Markets are always a little jittery over Thanksgiving, with liquidity at its lowest across a range of risk markets.
Curious Cryptos’ Commentary — Belgium
Belgium’s Financial Services and Markets Authority (FSMA) has issued a new report whose objective is “…to provide explanations of the most common cases where crypto-assets may fall within the scope of the prospectus rules and/or the MiFID conduct of business rules. ” You can read the entire text here if you’ve already watched enough football this week:
Though this report does not determine rules and regulations regarding cryptos in Belgium, nor further afield, it is a potentially useful starting base for the implementation of MiCA (Markets in Crypto Assets), the flagship EU legislation expected to be implemented by 2024, a more 18 months after the European Parliament, European Commission, and the European Council all agreed to its contents.

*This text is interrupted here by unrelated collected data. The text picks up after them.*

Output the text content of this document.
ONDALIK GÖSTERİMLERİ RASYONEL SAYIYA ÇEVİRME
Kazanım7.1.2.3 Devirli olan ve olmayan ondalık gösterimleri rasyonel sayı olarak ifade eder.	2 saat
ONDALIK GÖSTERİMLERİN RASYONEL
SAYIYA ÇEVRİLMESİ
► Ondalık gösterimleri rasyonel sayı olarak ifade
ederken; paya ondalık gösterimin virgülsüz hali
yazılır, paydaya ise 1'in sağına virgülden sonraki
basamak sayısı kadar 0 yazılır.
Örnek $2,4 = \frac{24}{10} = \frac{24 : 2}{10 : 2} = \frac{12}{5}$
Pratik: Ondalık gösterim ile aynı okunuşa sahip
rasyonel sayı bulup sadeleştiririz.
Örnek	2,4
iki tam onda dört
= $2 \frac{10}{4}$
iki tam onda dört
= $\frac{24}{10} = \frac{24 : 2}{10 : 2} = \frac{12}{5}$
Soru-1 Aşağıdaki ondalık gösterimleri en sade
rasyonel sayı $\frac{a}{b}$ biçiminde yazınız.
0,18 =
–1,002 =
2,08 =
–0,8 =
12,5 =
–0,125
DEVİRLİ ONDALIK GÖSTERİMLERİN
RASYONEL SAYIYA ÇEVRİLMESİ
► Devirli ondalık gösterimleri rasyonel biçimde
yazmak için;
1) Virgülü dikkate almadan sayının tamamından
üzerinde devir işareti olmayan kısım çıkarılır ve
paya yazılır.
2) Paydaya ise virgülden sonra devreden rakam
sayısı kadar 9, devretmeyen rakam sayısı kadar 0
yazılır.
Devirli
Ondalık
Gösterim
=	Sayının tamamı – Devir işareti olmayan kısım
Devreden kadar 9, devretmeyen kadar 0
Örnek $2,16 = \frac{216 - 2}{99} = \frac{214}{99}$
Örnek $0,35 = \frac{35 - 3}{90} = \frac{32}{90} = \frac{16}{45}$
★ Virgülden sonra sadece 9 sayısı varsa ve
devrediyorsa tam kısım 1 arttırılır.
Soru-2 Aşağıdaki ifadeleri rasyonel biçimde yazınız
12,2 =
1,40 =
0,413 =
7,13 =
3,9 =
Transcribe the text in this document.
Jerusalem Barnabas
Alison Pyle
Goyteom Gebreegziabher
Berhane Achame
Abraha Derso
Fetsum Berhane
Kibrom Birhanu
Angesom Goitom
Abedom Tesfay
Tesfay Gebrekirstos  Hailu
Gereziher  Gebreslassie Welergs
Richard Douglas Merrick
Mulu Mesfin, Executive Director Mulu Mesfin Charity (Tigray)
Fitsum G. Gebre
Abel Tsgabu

I do rather wish civil servants had any concept of hard work, and deadlines, but I know I wish in vain.
The one key point the FSMA makes is this:
“If there is no issuer, as in cases where instruments are created by a computer code and this is not done in execution of an agreement between issuer and investor (for example, Bitcoin or Ether), then in principle the Prospectus Regulation, the Prospectus Law and the MiFID rules of conduct do not apply.”
What does this mean?
Let me interpret civil service speak for you, a task which is only slightly easier than translating Californian, which is littered with phrases like “living in myself”, and other nonsense, which bears no relationship to life or reality.
It means that BTC, ETH, and a plethora of other cryptos are not securities.
Way to go, Belgium.
I hope that a copy is sitting open on the desk of Gary Gensler, Chair of the SEC (Securities and Exchange Commission) as he contemplates losing the case against XRP (Ripple).

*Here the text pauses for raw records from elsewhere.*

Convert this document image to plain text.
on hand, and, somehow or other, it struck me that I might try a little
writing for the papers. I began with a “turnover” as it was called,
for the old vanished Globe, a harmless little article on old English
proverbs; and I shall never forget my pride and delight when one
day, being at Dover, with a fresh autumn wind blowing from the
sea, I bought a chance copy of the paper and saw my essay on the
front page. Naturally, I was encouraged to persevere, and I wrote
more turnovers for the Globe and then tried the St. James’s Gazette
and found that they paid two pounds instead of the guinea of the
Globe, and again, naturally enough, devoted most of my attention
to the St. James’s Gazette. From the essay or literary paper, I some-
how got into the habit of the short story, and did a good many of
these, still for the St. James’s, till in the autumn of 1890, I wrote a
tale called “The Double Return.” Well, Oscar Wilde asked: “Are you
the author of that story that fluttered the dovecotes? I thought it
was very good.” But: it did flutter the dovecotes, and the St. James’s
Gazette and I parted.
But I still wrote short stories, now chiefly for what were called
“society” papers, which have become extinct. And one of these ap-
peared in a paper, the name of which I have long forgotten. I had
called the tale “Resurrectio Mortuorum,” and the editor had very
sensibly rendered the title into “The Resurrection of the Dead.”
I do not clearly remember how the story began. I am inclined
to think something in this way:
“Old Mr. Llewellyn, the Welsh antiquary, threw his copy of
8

Curious Cryptos’ Commentary — Data collection
It seems that even supporters of the decentralized world cannot shake off the bad habits of the decentralized world.

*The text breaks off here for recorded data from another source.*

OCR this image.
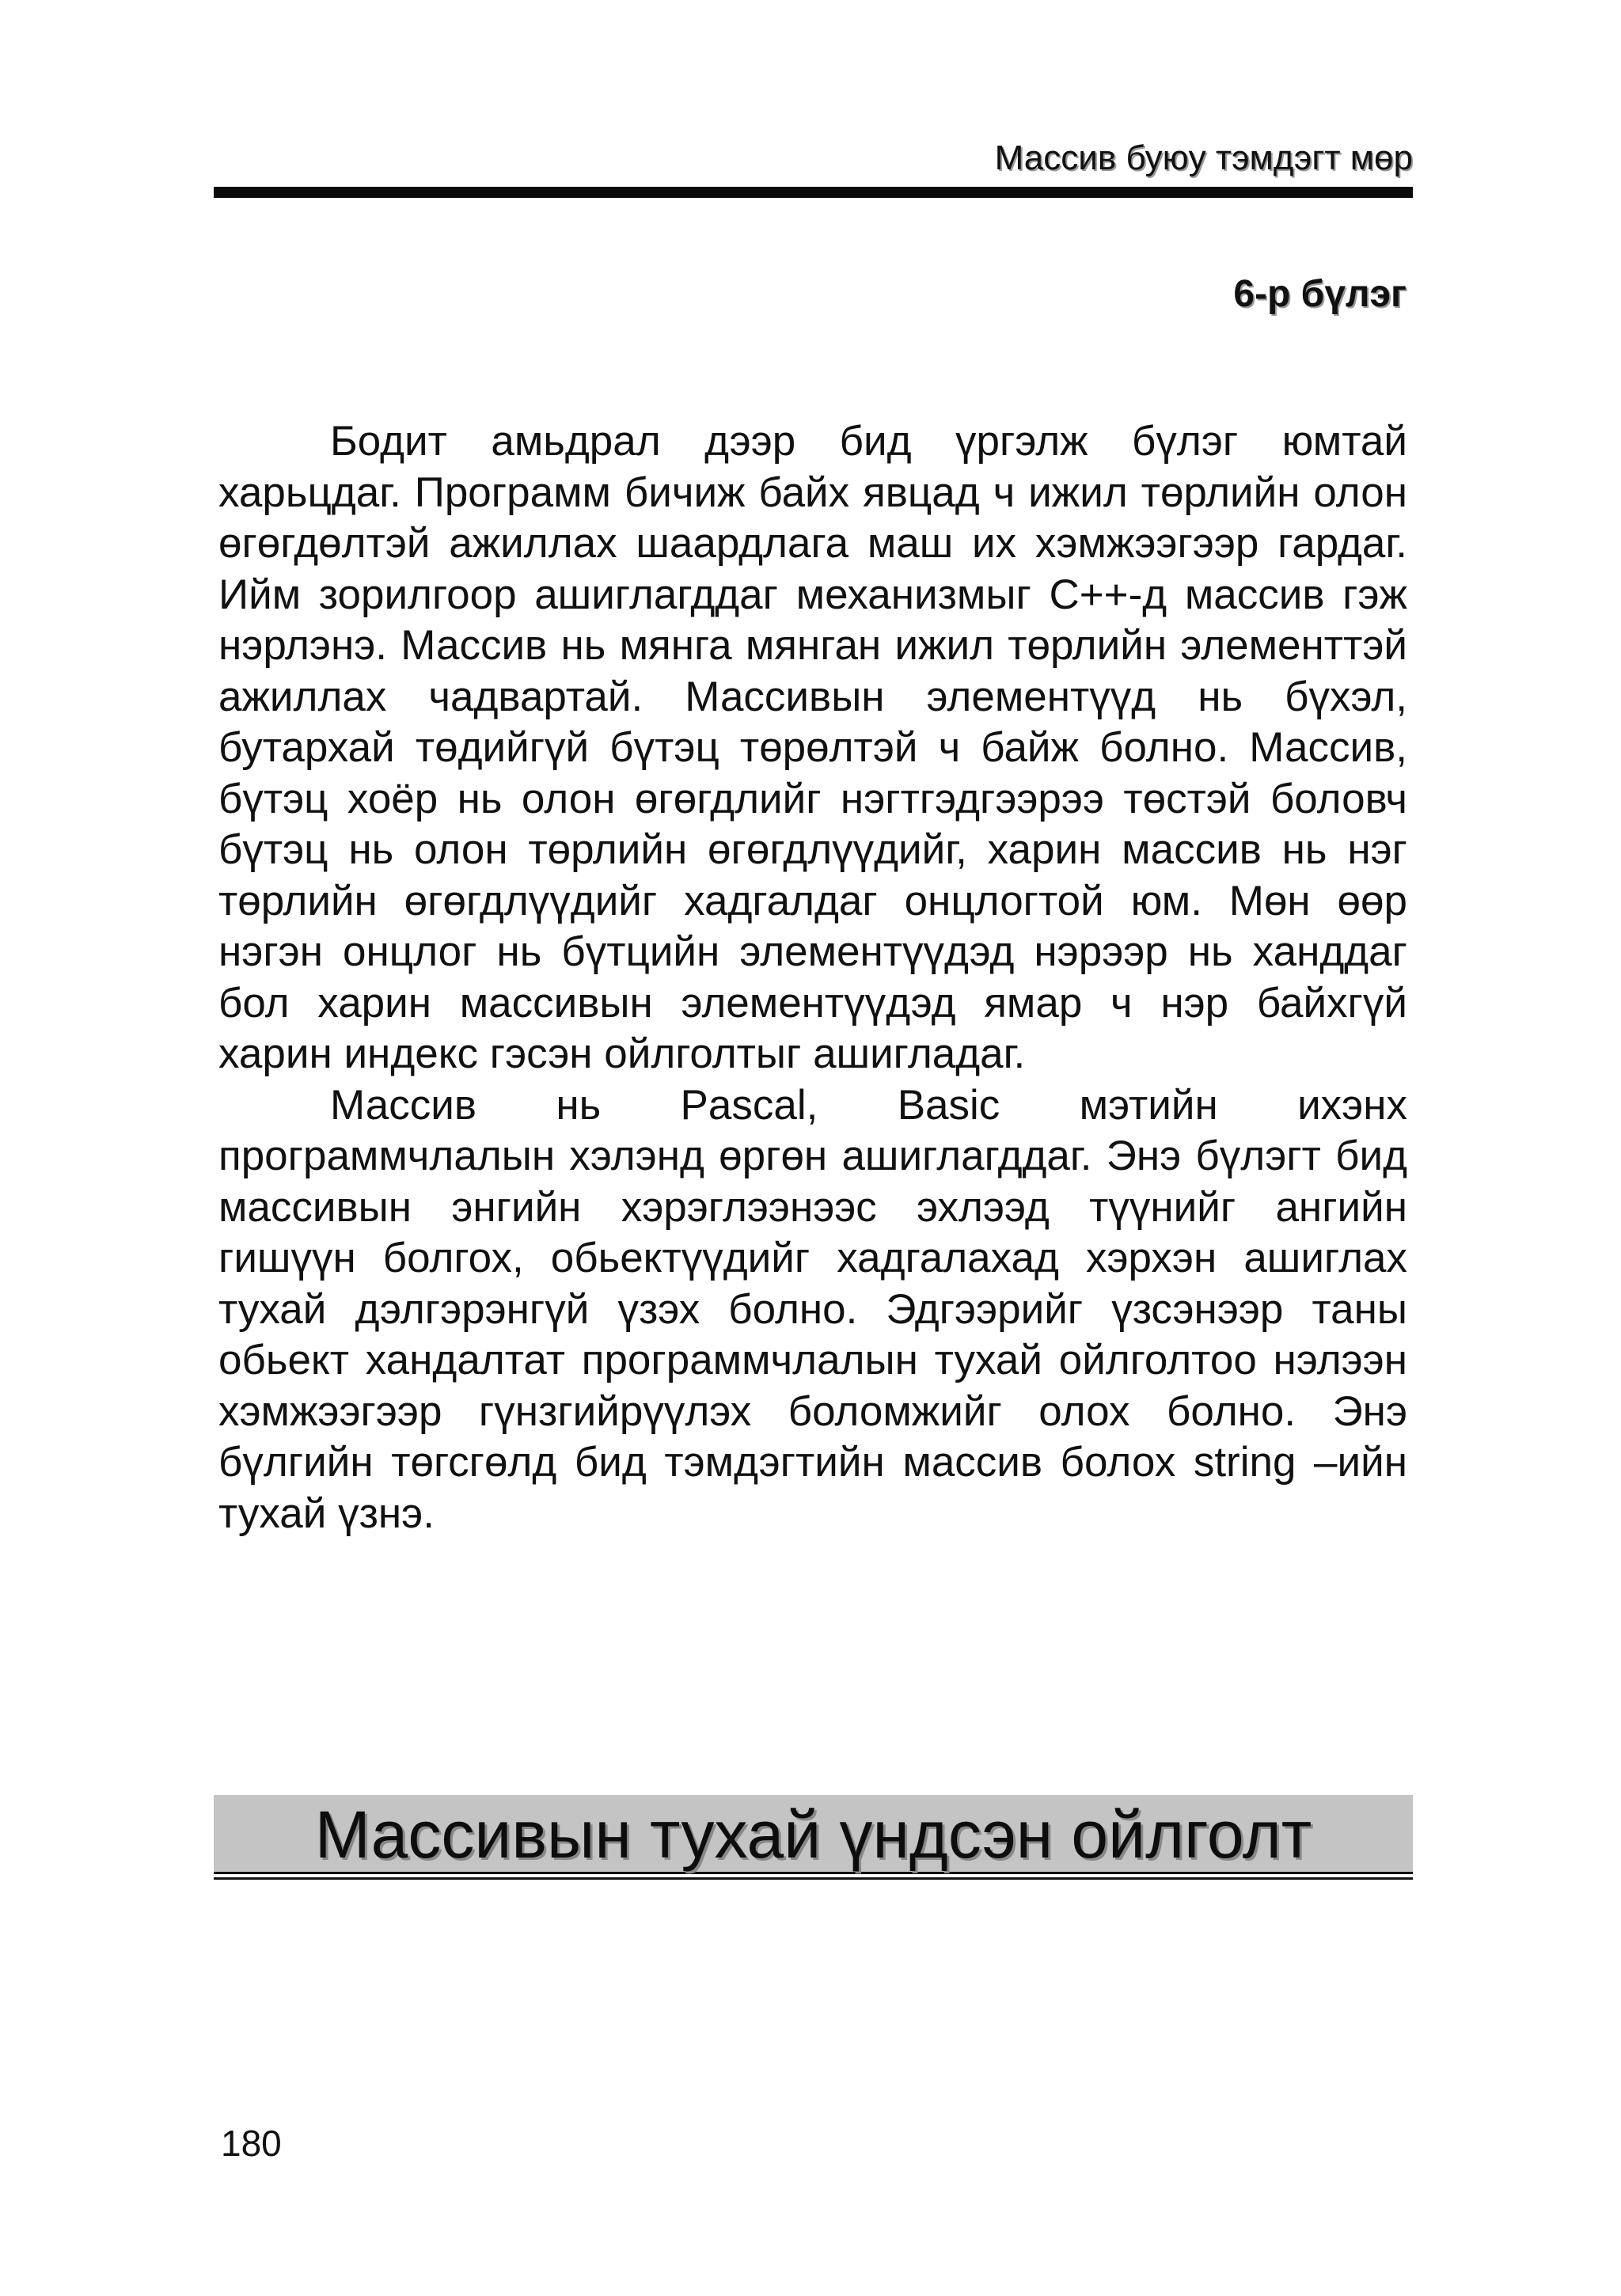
Массив буюу тэмдэгт мөр
6-р бүлэг

Бодит амьдрал дээр бид үргэлж бүлэг юмтай харьцдаг. Программ бичиж байх явцад ч ижил төрлийн олон өгөгдөлтэй ажиллах шаардлага маш их хэмжээгээр гардаг. Ийм зорилгоор ашиглагддаг механизмыг С++-д массив гэж нэрлэнэ. Массив нь мянга мянган ижил төрлийн элементтэй ажиллах чадвартай. Массивын элементүүд нь бүхэл, бутархай төдийгүй бүтэц төрөлтэй ч байж болно. Массив, бүтэц хоёр нь олон өгөгдлийг нэгтгэдгээрээ төстэй боловч бүтэц нь олон төрлийн өгөгдлүүдийг, харин массив нь нэг төрлийн өгөгдлүүдийг хадгалдаг онцлогтой юм. Мөн өөр нэгэн онцлог нь бүтцийн элементүүдэд нэрээр нь ханддаг бол харин массивын элементүүдэд ямар ч нэр байхгүй харин индекс гэсэн ойлголтыг ашигладаг.

Массив нь Pascal, Basic мэтийн ихэнх программчлалын хэлэнд өргөн ашиглагддаг. Энэ бүлэгт бид массивын энгийн хэрэглээнээс эхлээд түүнийг ангийн гишүүн болгох, обьектүүдийг хадгалахад хэрхэн ашиглах тухай дэлгэрэнгүй үзэх болно. Эдгээрийг үзсэнээр таны обьект хандалтат программчлалын тухай ойлголтоо нэлээн хэмжээгээр гүнзгийрүүлэх боломжийг олох болно. Энэ бүлгийн төгсгөлд бид тэмдэгтийн массив болох string –ийн тухай үзнэ.

Массивын тухай үндсэн ойлголт
180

ConsenSys (https://consensys.net/) provides a suite of blockchain products that “…make it easy to build applications on Ethereum and participate in DeFi, NFTs, DAOs, and the metaverse”.
Amongst their products is Infura, an API-based tool that allows interaction with the Ethereum network, and MetaMask, one of the most widely used crypto wallets in the world, built on top of Infura.
MetaMask is an amazing product, though it does take a little technical knowledge to set up for blockchains other than Ethereum, and it does take a little experience to be confident dealing with dApps (decentralised applications).
ConsenSys has announced that Infura will now collect IP addresses and public keys for all transactions made on the Ethereum network when using MetaMask.
This is nuts, going against the whole philosophy of decentralisation.
And pointless too. I cannot believe for one moment that anyone still uses the internet without a VPN, and anti-tracking software. So, the IP address information is useless, and all transactions using ETH are recorded publicly on the blockchain.
But the motivation for this change is just one small example of how important it is for our privacy that the world is increasingly adopting the decentralized model wherever it can.
Trigger alert warning — if any reader feels that they are “literally shaking” (as claimed by a Durham student who cannot emotionally cope with a different point of view) after reading my commentary, then I can only suggest you don’t read, or don’t shake. It’s up to you.
Cryptos — none of my commentary should be seen as a recommendation to get involved in cryptos. I might be talking complete nonsense without knowing it. Any crypto investments must be viewed as extremely high risk and treated as if they are worth zero until sold.
Stocks — just to make it clear this is not a stock advisory service. The CCC team does not provide financial advice in any way at all. Any reference to asset prices in this commentary are there to simply give context to the commentary and to give color to the performance of certain stocks related to cryptos.